The streets of Tokyo can be exhausting and oppressively chaotic. What better way to escape the maddening crowds than to ascend nearly 1,500 feet into the sky?
Okay, so while visitors to the Tokyo Skytree might still face sizable crowds on the dual observation decks of this tripod-shaped edifice — it's the second tallest freestanding structure in the world after Dubai's Burj Khalifa — at least it offers a dramatic change of scenery, right? Like many freestanding towers of monumental height, the primary purpose of Tokyo Skytree is radio and television broadcasting. In fact, the tower was built to replace the iconic, Eiffel Tower-inspired Tokyo Tower which, at a little over 1,000-feet-tall, had become dwarfed by surrounding skyscrapers and could not fully support digital terrestrial television (DTT) transmissions.

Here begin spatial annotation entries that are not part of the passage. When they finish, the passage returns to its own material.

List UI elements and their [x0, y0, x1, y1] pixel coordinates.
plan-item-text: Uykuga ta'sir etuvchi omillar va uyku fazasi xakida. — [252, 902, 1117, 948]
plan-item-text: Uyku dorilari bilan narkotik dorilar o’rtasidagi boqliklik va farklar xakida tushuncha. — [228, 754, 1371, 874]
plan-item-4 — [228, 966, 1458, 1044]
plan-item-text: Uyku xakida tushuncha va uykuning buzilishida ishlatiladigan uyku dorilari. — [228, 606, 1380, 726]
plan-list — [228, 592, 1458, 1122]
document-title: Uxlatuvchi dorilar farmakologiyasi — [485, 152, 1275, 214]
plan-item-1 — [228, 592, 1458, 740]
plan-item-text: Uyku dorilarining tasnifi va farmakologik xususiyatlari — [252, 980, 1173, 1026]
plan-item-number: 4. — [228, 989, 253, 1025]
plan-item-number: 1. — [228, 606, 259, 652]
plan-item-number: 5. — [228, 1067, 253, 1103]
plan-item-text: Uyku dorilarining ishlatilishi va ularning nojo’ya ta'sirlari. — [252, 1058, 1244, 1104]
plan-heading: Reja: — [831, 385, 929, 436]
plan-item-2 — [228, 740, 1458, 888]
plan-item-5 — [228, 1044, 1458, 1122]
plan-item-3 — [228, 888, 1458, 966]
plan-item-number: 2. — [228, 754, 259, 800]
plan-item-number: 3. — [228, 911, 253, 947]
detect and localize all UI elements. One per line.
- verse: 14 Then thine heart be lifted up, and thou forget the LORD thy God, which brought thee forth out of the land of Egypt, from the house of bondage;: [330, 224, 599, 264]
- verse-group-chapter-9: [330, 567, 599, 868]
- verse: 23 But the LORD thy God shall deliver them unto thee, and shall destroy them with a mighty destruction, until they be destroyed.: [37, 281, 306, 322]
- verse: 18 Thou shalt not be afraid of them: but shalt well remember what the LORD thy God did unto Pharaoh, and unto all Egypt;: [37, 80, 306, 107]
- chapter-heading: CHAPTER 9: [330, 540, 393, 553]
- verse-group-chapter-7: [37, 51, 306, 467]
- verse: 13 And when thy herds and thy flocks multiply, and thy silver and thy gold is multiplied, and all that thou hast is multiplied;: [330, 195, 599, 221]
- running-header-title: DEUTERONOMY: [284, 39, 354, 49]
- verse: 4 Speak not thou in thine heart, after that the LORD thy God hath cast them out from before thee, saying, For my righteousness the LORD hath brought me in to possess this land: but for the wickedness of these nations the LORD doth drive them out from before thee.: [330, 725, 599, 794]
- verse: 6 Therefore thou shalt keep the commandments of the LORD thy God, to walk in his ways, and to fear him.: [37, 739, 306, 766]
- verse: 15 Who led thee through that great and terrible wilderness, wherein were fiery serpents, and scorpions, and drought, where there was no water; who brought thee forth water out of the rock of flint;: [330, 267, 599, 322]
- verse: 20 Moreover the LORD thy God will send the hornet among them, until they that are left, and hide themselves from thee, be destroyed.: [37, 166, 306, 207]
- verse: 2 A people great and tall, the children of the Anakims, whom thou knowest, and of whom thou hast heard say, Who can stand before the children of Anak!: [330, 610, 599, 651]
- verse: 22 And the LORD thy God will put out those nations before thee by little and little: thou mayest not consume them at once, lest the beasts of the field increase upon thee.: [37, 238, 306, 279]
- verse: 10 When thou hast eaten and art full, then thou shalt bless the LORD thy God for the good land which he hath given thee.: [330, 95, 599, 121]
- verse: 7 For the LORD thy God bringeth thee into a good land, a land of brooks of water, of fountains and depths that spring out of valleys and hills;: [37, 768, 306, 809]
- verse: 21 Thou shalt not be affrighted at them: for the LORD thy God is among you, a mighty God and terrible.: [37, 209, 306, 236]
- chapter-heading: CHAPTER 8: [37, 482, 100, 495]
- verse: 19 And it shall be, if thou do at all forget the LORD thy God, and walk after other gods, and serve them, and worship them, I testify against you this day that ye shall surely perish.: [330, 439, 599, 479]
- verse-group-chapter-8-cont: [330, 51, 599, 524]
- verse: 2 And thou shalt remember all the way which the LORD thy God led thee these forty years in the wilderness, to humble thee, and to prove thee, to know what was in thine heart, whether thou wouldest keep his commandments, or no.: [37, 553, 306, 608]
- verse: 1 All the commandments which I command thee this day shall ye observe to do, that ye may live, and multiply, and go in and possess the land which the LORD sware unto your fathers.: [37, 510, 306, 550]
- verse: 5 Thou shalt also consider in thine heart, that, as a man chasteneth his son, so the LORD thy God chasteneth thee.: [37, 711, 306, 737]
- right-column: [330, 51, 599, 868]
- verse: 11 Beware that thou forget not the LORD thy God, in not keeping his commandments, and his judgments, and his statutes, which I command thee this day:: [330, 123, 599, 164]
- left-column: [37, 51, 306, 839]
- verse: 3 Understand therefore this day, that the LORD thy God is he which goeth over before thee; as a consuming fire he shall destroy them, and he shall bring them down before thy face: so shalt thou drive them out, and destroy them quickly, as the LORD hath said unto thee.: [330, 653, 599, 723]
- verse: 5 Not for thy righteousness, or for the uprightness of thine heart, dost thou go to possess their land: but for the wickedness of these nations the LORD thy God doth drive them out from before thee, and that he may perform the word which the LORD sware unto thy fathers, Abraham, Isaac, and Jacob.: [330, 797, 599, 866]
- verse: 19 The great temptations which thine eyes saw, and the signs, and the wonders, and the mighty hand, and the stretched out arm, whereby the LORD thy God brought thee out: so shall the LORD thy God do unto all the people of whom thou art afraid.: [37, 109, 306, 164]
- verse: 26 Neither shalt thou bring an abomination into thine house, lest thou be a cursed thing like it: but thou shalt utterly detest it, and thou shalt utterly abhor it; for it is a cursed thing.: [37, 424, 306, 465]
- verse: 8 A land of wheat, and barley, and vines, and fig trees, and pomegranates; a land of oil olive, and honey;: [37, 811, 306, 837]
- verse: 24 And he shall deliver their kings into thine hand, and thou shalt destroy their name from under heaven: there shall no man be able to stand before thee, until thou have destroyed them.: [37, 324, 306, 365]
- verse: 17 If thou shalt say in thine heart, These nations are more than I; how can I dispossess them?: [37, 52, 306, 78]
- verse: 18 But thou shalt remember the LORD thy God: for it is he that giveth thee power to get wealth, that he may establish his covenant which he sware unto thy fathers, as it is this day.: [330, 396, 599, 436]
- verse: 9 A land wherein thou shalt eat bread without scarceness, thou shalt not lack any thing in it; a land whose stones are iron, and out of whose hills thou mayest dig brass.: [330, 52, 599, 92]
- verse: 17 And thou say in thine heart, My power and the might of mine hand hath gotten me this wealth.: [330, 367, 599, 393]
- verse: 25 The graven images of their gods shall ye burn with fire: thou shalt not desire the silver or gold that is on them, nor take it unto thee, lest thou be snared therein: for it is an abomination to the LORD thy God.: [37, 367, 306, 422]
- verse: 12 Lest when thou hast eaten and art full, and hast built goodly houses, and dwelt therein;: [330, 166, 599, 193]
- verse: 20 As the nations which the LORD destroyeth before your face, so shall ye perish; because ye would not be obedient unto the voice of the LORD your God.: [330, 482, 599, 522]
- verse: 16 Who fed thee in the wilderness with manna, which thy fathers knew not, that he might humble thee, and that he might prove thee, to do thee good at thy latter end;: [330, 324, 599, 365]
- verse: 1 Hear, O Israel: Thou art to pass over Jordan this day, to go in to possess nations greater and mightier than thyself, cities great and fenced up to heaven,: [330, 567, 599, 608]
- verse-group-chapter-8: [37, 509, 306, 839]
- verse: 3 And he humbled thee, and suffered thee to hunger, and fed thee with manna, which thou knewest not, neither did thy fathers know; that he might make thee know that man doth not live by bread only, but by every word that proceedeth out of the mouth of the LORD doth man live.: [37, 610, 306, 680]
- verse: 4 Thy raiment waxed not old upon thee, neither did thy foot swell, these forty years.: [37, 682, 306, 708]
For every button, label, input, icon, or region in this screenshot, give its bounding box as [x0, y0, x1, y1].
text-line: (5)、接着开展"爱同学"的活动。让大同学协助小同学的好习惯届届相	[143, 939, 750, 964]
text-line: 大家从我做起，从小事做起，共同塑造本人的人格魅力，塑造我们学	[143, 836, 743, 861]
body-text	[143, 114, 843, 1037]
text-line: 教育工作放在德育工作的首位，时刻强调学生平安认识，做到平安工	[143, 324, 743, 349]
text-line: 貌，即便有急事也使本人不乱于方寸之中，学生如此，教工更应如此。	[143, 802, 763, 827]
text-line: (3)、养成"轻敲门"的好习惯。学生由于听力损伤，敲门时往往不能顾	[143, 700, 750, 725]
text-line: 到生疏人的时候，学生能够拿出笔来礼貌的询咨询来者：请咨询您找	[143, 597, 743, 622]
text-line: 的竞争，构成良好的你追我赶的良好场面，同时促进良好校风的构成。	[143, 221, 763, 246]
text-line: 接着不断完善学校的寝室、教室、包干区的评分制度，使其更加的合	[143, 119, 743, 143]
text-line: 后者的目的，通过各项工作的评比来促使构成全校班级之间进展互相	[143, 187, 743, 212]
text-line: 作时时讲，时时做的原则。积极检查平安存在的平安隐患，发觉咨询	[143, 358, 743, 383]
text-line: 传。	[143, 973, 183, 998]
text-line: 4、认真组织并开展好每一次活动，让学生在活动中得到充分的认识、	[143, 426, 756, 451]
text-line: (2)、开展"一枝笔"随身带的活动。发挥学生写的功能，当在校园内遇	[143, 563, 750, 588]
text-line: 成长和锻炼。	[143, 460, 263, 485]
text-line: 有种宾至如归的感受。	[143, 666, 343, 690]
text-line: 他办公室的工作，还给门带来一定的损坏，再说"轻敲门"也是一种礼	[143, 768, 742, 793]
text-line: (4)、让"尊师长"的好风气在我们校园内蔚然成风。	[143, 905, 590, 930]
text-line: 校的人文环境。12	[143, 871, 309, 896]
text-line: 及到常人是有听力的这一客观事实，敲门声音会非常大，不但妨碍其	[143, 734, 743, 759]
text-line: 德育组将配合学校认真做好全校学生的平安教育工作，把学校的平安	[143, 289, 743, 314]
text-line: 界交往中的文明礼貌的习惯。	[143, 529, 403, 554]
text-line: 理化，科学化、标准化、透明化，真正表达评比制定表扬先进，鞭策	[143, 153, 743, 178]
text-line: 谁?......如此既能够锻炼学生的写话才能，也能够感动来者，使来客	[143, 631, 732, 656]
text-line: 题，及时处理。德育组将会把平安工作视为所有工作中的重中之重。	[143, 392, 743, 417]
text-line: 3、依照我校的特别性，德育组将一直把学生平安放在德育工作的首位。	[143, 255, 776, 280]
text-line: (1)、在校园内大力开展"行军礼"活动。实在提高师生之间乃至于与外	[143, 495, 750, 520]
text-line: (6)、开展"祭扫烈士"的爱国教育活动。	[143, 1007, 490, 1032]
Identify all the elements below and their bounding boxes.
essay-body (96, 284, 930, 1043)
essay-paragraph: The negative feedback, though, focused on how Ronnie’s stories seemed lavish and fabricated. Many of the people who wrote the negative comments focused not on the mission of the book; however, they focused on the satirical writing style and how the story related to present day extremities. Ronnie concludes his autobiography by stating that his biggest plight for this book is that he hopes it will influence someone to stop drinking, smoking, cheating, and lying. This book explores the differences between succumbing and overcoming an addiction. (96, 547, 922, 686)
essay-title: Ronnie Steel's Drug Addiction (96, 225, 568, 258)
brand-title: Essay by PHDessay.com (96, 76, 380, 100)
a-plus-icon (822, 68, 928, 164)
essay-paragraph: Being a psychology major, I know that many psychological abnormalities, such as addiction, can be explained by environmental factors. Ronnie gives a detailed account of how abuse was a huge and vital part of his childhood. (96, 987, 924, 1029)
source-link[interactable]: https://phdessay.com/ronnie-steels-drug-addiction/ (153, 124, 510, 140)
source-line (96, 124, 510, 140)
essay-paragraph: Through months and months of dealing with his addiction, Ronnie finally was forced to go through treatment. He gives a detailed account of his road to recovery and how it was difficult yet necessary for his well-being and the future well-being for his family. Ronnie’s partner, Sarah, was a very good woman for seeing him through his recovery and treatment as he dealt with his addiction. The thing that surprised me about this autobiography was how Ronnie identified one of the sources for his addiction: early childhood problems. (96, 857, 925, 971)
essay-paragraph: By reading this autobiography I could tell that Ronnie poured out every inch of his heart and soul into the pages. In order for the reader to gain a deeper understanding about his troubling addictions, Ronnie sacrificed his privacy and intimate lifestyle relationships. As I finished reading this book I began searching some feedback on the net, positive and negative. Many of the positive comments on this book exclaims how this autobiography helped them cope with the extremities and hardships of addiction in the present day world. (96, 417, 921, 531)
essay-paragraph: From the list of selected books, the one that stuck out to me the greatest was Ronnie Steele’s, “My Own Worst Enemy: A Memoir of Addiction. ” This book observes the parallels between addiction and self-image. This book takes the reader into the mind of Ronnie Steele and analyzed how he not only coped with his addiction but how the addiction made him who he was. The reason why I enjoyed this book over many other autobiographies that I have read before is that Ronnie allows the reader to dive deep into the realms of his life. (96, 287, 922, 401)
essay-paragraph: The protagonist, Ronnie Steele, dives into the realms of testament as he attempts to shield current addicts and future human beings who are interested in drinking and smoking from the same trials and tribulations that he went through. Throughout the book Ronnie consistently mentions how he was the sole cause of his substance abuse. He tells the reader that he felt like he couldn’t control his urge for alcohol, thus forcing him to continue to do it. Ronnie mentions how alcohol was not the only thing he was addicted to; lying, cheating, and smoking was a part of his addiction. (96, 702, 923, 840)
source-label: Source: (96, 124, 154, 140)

Unlike the Tokyo Tower's international orange-accented paint job, the Tokyo Skytree is fully done up in "Skytree White," with a faint indigo hue "representing harmony with the surrounding scenery, its name and the design concept: 'The creation of city scenery transcending time: A fusion of traditional Japanese beauty and neo-futuristic design.'" As for the tower's full height of 634 meters (2,080-feet), that number is intentionally easy-to-remember: "634" said aloud sounds like "mu-sa-shi," the name of the historic Japanese province in which Tokyo is located.